NK I don’t think there’s an easy answer except that it means taking direction from social movements. What we asked in Argentina was: “What can we in North America do to support your work?” We thought they would say “buy our products” or “send money”, but they never said that.
What they said was “do this at home”. Build your own movements then we can talk, because that’s a real exchange.
The big problem I see now is that I hear from a lot of social movement activists in Latin America that they’re sick and tired of “lefties” from North America and Europe coming down and putting their arm round the president saying “viva la revolution”, and offering completely uncritical support of their politicians.
I think it’s important to build connections with social movements and not become “super-fans” of any leaders. If we don’t live in a country we really don’t know what it’s like, and I don’t know that it’s the most effective solidarity.
A form of very effective solidarity is preventing our governments from meddling in and organising opposition to countries like Venezuela and Bolivia; that’s different, we can absolutely stand for the principle of sovereignty and for those countries having a democratic process and having that process respected.
But that’s different from offering unquestioning support to Hugo Chavez when you’ve never been to Venezuela. I think that’s a bit of a problem.

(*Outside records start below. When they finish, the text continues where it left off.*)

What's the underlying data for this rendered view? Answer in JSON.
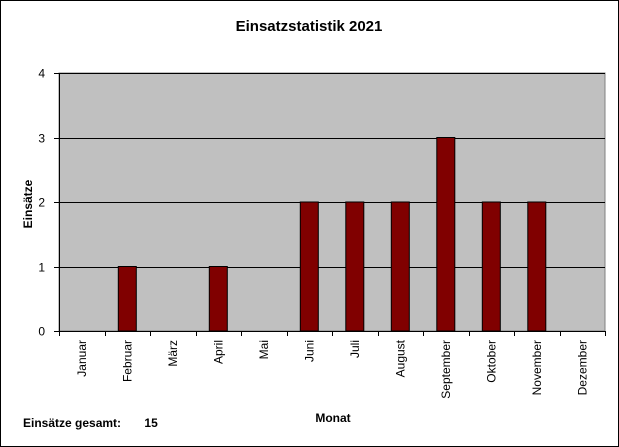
{
  "chart_data": {
    "type": "bar",
    "title": "Einsatzstatistik 2021",
    "xlabel": "Monat",
    "ylabel": "Einsätze",
    "categories": [
      "Januar",
      "Februar",
      "März",
      "April",
      "Mai",
      "Juni",
      "Juli",
      "August",
      "September",
      "Oktober",
      "November",
      "Dezember"
    ],
    "values": [
      0,
      1,
      0,
      1,
      0,
      2,
      2,
      2,
      3,
      2,
      2,
      0
    ],
    "ylim": [
      0,
      4
    ],
    "yticks": [
      "0",
      "1",
      "2",
      "3",
      "4"
    ],
    "grid": true,
    "legend": "none",
    "colors": {
      "bar": "#800000",
      "bar_edge": "#000000",
      "plot_background": "#c0c0c0",
      "gridline": "#000000"
    }
  },
  "footer": {
    "total_label": "Einsätze gesamt:",
    "total_value": "15"
  }
}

PN What advice can you give to activists here who are trying to create strategies for bringing their message to a wider public and get them involved?

NK This is a moment of great urgency; it’s a movement moment like before Seattle. The bankruptcy of the current economic model is revealing itself in ways that make our arguments for us and people want to do something; they’ve tried other models, thinking Bono and Bob Geldof were going to do it for them, and that didn’t work.
So they are looking for forms of activism that are energising and inspiring. I think the danger for activists who have been at this for a long time is that when that moment comes you are so burnt out, so cynical, so tired of repeating yourself that you don’t actually have the energy to be part of what is a seduction ritual.

PN Having written No Logo, about hyper-consumerism and the brand being everywhere, perhaps you could have predicted the kind of response to things like poverty and climate change, with the ironic slogan of “buy green products” and Bono’s Product Red. Do we need to guard against this?
NK This charity model of organising is such a step backwards from the global movement of movements, that, for instance, the World Social Forum represented.
For all its flaws, people weren’t being spoken for: they were speaking for themselves. It’s such a return to paternalism, and I do think we have to guard against it.
We have to be tougher in attacking it. There’s a sense that we don’t have to be too critical, after all they mean well and it couldn’t really hurt.
But it does hurt because it subverts the basic principles that people have the right to self-determination, that they can speak for themselves, that we don’t want charity, we want justice. We should have the confidence in our ideals to make the differences clear.